Key facts:
Model tested: Honda Jazz 1.3 i-VTEC HX IMA hybrid
Price: £17,995
Date tested: December 2010
Road tester: Martin Gurdon
The Honda Jazz Hybrid is intended to attract younger buyers to a brand that's traditionally been the preserve of those in their fifties and sixties.
Years ago Honda tried hard to cultivate a younger image, since its technically clever, rather modern cars were often favoured by older drivers.
It could churn out supercars like the NS-X, but Honda's image as purveyor of senior citizen's wheels persisted.
Then it launched the Jazz hatchback. The tall, upright, brilliantly packaged Jazz was a modern supermini, ideal for small families. Also very roomy, easy to get in and out of, and utterly reliable it also proved ideal for older people, with the average buyer aged over 63.
Now Honda has launched a hybrid Jazz, whose lower emissions and greater economy should be even kinder to squeezed fixed-income pensions.
With some hybrids, all the extra batteries and control equipment pinch interior space, but the current Jazz shares the same basic structure as the Insight hybrid, so is engineered from the outset as a petrol/electric model. The result is a car with a still capacious boot.

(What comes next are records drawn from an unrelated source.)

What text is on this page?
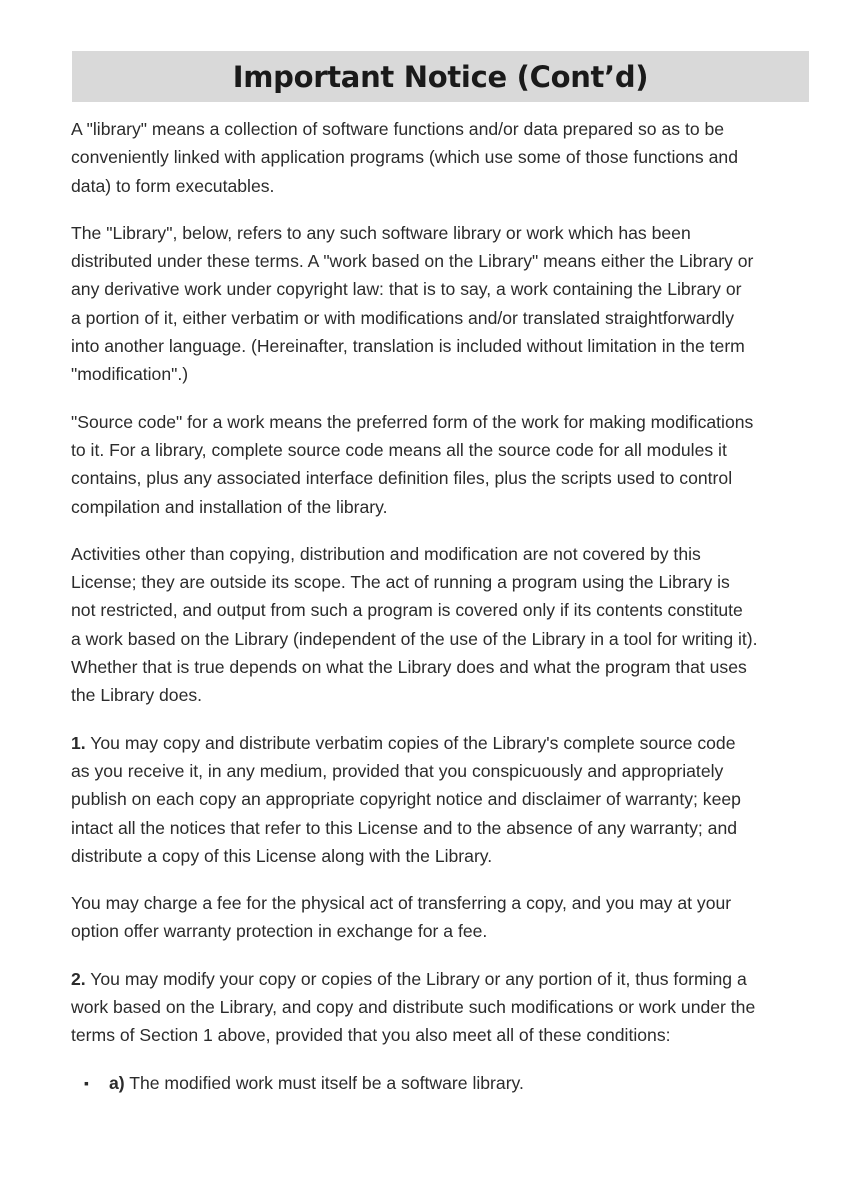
Important Notice (Cont’d)

A "library" means a collection of software functions and/or data prepared so as to be
conveniently linked with application programs (which use some of those functions and
data) to form executables.

The "Library", below, refers to any such software library or work which has been
distributed under these terms. A "work based on the Library" means either the Library or
any derivative work under copyright law: that is to say, a work containing the Library or
a portion of it, either verbatim or with modifications and/or translated straightforwardly
into another language. (Hereinafter, translation is included without limitation in the term
"modification".)

"Source code" for a work means the preferred form of the work for making modifications
to it. For a library, complete source code means all the source code for all modules it
contains, plus any associated interface definition files, plus the scripts used to control
compilation and installation of the library.

Activities other than copying, distribution and modification are not covered by this
License; they are outside its scope. The act of running a program using the Library is
not restricted, and output from such a program is covered only if its contents constitute
a work based on the Library (independent of the use of the Library in a tool for writing it).
Whether that is true depends on what the Library does and what the program that uses
the Library does.

1. You may copy and distribute verbatim copies of the Library's complete source code
as you receive it, in any medium, provided that you conspicuously and appropriately
publish on each copy an appropriate copyright notice and disclaimer of warranty; keep
intact all the notices that refer to this License and to the absence of any warranty; and
distribute a copy of this License along with the Library.

You may charge a fee for the physical act of transferring a copy, and you may at your
option offer warranty protection in exchange for a fee.

2. You may modify your copy or copies of the Library or any portion of it, thus forming a
work based on the Library, and copy and distribute such modifications or work under the
terms of Section 1 above, provided that you also meet all of these conditions:

▪ a) The modified work must itself be a software library.
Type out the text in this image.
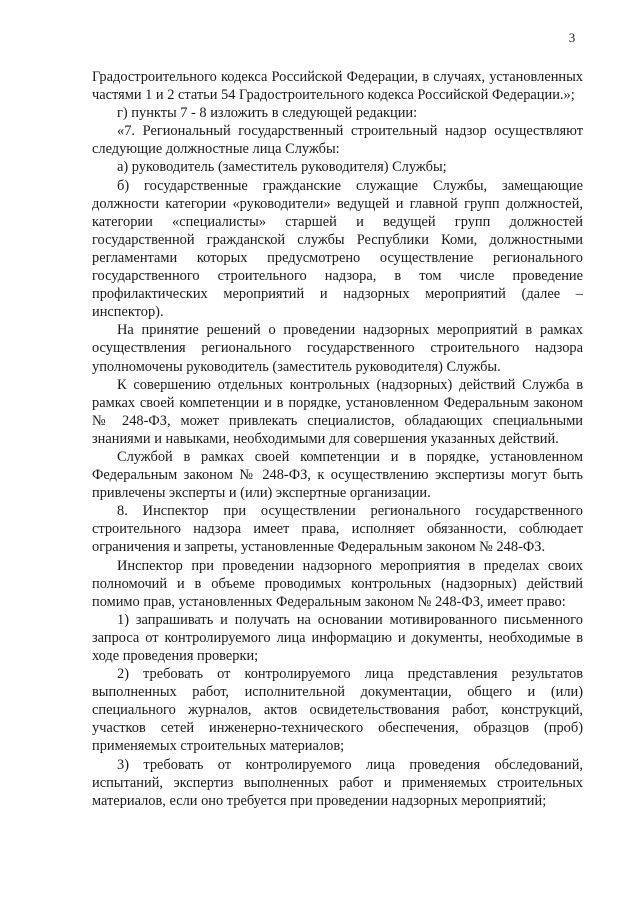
3

Градостроительного кодекса Российской Федерации, в случаях, установленных частями 1 и 2 статьи 54 Градостроительного кодекса Российской Федерации.»;

г) пункты 7 - 8 изложить в следующей редакции:

«7. Региональный государственный строительный надзор осуществляют следующие должностные лица Службы:

а) руководитель (заместитель руководителя) Службы;

б) государственные гражданские служащие Службы, замещающие должности категории «руководители» ведущей и главной групп должностей, категории «специалисты» старшей и ведущей групп должностей государственной гражданской службы Республики Коми, должностными регламентами которых предусмотрено осуществление регионального государственного строительного надзора, в том числе проведение профилактических мероприятий и надзорных мероприятий (далее – инспектор).

На принятие решений о проведении надзорных мероприятий в рамках осуществления регионального государственного строительного надзора уполномочены руководитель (заместитель руководителя) Службы.

К совершению отдельных контрольных (надзорных) действий Служба в рамках своей компетенции и в порядке, установленном Федеральным законом № 248-ФЗ, может привлекать специалистов, обладающих специальными знаниями и навыками, необходимыми для совершения указанных действий.

Службой в рамках своей компетенции и в порядке, установленном Федеральным законом № 248-ФЗ, к осуществлению экспертизы могут быть привлечены эксперты и (или) экспертные организации.

8. Инспектор при осуществлении регионального государственного строительного надзора имеет права, исполняет обязанности, соблюдает ограничения и запреты, установленные Федеральным законом № 248-ФЗ.

Инспектор при проведении надзорного мероприятия в пределах своих полномочий и в объеме проводимых контрольных (надзорных) действий помимо прав, установленных Федеральным законом № 248-ФЗ, имеет право:

1) запрашивать и получать на основании мотивированного письменного запроса от контролируемого лица информацию и документы, необходимые в ходе проведения проверки;

2) требовать от контролируемого лица представления результатов выполненных работ, исполнительной документации, общего и (или) специального журналов, актов освидетельствования работ, конструкций, участков сетей инженерно-технического обеспечения, образцов (проб) применяемых строительных материалов;

3) требовать от контролируемого лица проведения обследований, испытаний, экспертиз выполненных работ и применяемых строительных материалов, если оно требуется при проведении надзорных мероприятий;
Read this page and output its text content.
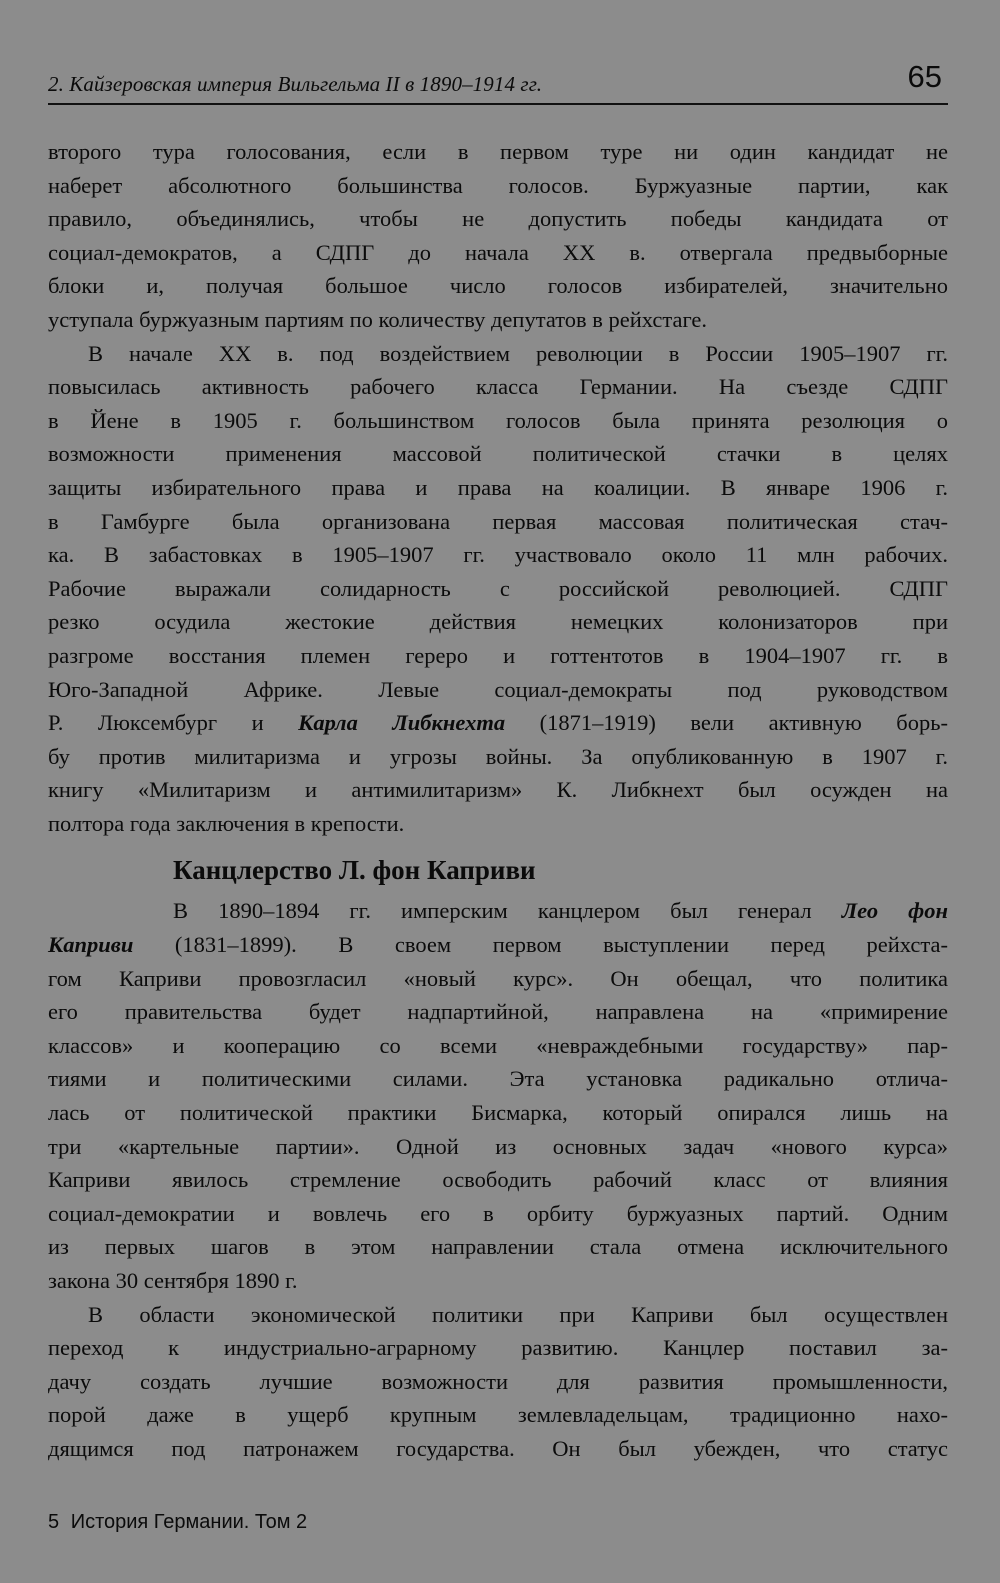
2. Кайзеровская империя Вильгельма II в 1890–1914 гг.	65

второго тура голосования, если в первом туре ни один кандидат не
наберет абсолютного большинства голосов. Буржуазные партии, как
правило, объединялись, чтобы не допустить победы кандидата от
социал-демократов, а СДПГ до начала XX в. отвергала предвыборные
блоки и, получая большое число голосов избирателей, значительно
уступала буржуазным партиям по количеству депутатов в рейхстаге.

В начале XX в. под воздействием революции в России 1905–1907 гг.
повысилась активность рабочего класса Германии. На съезде СДПГ
в Йене в 1905 г. большинством голосов была принята резолюция о
возможности применения массовой политической стачки в целях
защиты избирательного права и права на коалиции. В январе 1906 г.
в Гамбурге была организована первая массовая политическая стач-
ка. В забастовках в 1905–1907 гг. участвовало около 11 млн рабочих.
Рабочие выражали солидарность с российской революцией. СДПГ
резко осудила жестокие действия немецких колонизаторов при
разгроме восстания племен гереро и готтентотов в 1904–1907 гг. в
Юго-Западной Африке. Левые социал-демократы под руководством
Р. Люксембург и Карла Либкнехта (1871–1919) вели активную борь-
бу против милитаризма и угрозы войны. За опубликованную в 1907 г.
книгу «Милитаризм и антимилитаризм» К. Либкнехт был осужден на
полтора года заключения в крепости.

Канцлерство Л. фон Каприви

В 1890–1894 гг. имперским канцлером был генерал Лео фон
Каприви (1831–1899). В своем первом выступлении перед рейхста-
гом Каприви провозгласил «новый курс». Он обещал, что политика
его правительства будет надпартийной, направлена на «примирение
классов» и кооперацию со всеми «невраждебными государству» пар-
тиями и политическими силами. Эта установка радикально отлича-
лась от политической практики Бисмарка, который опирался лишь на
три «картельные партии». Одной из основных задач «нового курса»
Каприви явилось стремление освободить рабочий класс от влияния
социал-демократии и вовлечь его в орбиту буржуазных партий. Одним
из первых шагов в этом направлении стала отмена исключительного
закона 30 сентября 1890 г.

В области экономической политики при Каприви был осуществлен
переход к индустриально-аграрному развитию. Канцлер поставил за-
дачу создать лучшие возможности для развития промышленности,
порой даже в ущерб крупным землевладельцам, традиционно нахо-
дящимся под патронажем государства. Он был убежден, что статус

5 История Германии. Том 2
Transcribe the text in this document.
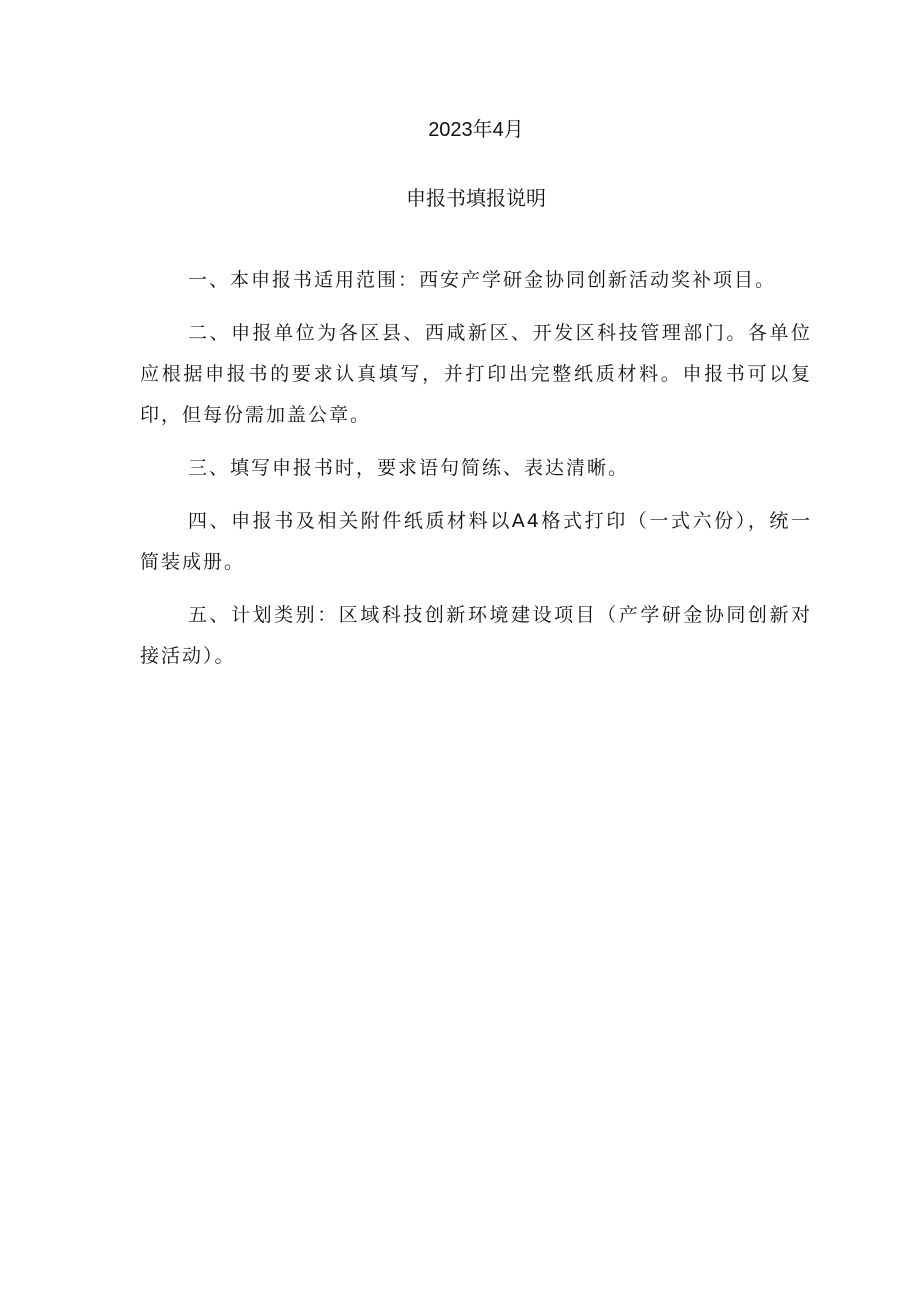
2023年4月
申报书填报说明

一、本申报书适用范围：西安产学研金协同创新活动奖补项目。

二、申报单位为各区县、西咸新区、开发区科技管理部门。各单位应根据申报书的要求认真填写，并打印出完整纸质材料。申报书可以复印，但每份需加盖公章。

三、填写申报书时，要求语句简练、表达清晰。

四、申报书及相关附件纸质材料以A4格式打印（一式六份），统一简装成册。

五、计划类别：区域科技创新环境建设项目（产学研金协同创新对接活动）。
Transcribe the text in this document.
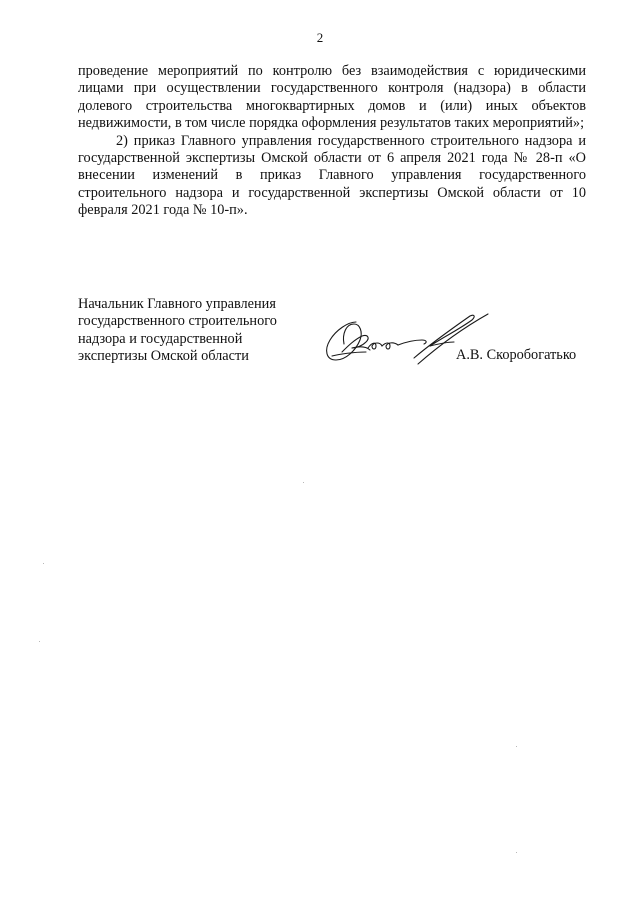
2

проведение мероприятий по контролю без взаимодействия с юридическими лицами при осуществлении государственного контроля (надзора) в области долевого строительства многоквартирных домов и (или) иных объектов недвижимости, в том числе порядка оформления результатов таких мероприятий»;

2) приказ Главного управления государственного строительного надзора и государственной экспертизы Омской области от 6 апреля 2021 года № 28-п «О внесении изменений в приказ Главного управления государственного строительного надзора и государственной экспертизы Омской области от 10 февраля 2021 года № 10-п».

Начальник Главного управления
государственного строительного
надзора и государственной
экспертизы Омской области	А.В. Скоробогатько
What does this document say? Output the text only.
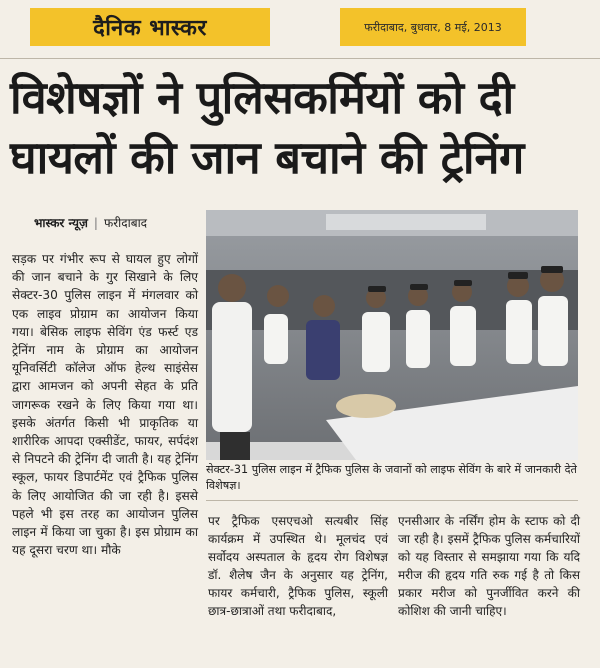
दैनिक भास्कर	फरीदाबाद, बुधवार, 8 मई, 2013
विशेषज्ञों ने पुलिसकर्मियों को दी
घायलों की जान बचाने की ट्रेनिंग
भास्कर न्यूज़ | फरीदाबाद

सड़क पर गंभीर रूप से घायल हुए लोगों की जान बचाने के गुर सिखाने के लिए सेक्टर-30 पुलिस लाइन में मंगलवार को एक लाइव प्रोग्राम का आयोजन किया गया। बेसिक लाइफ सेविंग एंड फर्स्ट एड ट्रेनिंग नाम के प्रोग्राम का आयोजन यूनिवर्सिटी कॉलेज ऑफ हेल्थ साइंसेस द्वारा आमजन को अपनी सेहत के प्रति जागरूक रखने के लिए किया गया था। इसके अंतर्गत किसी भी प्राकृतिक या शारीरिक आपदा एक्सीडेंट, फायर, सर्पदंश से निपटने की ट्रेनिंग दी जाती है। यह ट्रेनिंग स्कूल, फायर डिपार्टमेंट एवं ट्रैफिक पुलिस के लिए आयोजित की जा रही है। इससे पहले भी इस तरह का आयोजन पुलिस लाइन में किया जा चुका है। इस प्रोग्राम का यह दूसरा चरण था। मौके

सेक्टर-31 पुलिस लाइन में ट्रैफिक पुलिस के जवानों को लाइफ सेविंग के बारे में जानकारी देते विशेषज्ञ।

पर ट्रैफिक एसएचओ सत्यबीर सिंह कार्यक्रम में उपस्थित थे। मूलचंद एवं सर्वोदय अस्पताल के हृदय रोग विशेषज्ञ डॉ. शैलेष जैन के अनुसार यह ट्रेनिंग, फायर कर्मचारी, ट्रैफिक पुलिस, स्कूली छात्र-छात्राओं तथा फरीदाबाद,

एनसीआर के नर्सिंग होम के स्टाफ को दी जा रही है। इसमें ट्रैफिक पुलिस कर्मचारियों को यह विस्तार से समझाया गया कि यदि मरीज की हृदय गति रुक गई है तो किस प्रकार मरीज को पुनर्जीवित करने की कोशिश की जानी चाहिए।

Honda has slightly tweaked its cleverly flexible interior, with things like a rear seat backrest with more adjustment. It remains very user friendly, but Honda's habit of using rather hard, cheap-feeling materials remains, although top spec Jazz Hybrid buyers will get leather seats.
The Jazz Hybrid has the same mechanicals as the Insight, which means a 1,339cc petrol engine mated to an electric motor/generator, which pumps in an extra 14bhp, and can, occasionally, power the car on its own.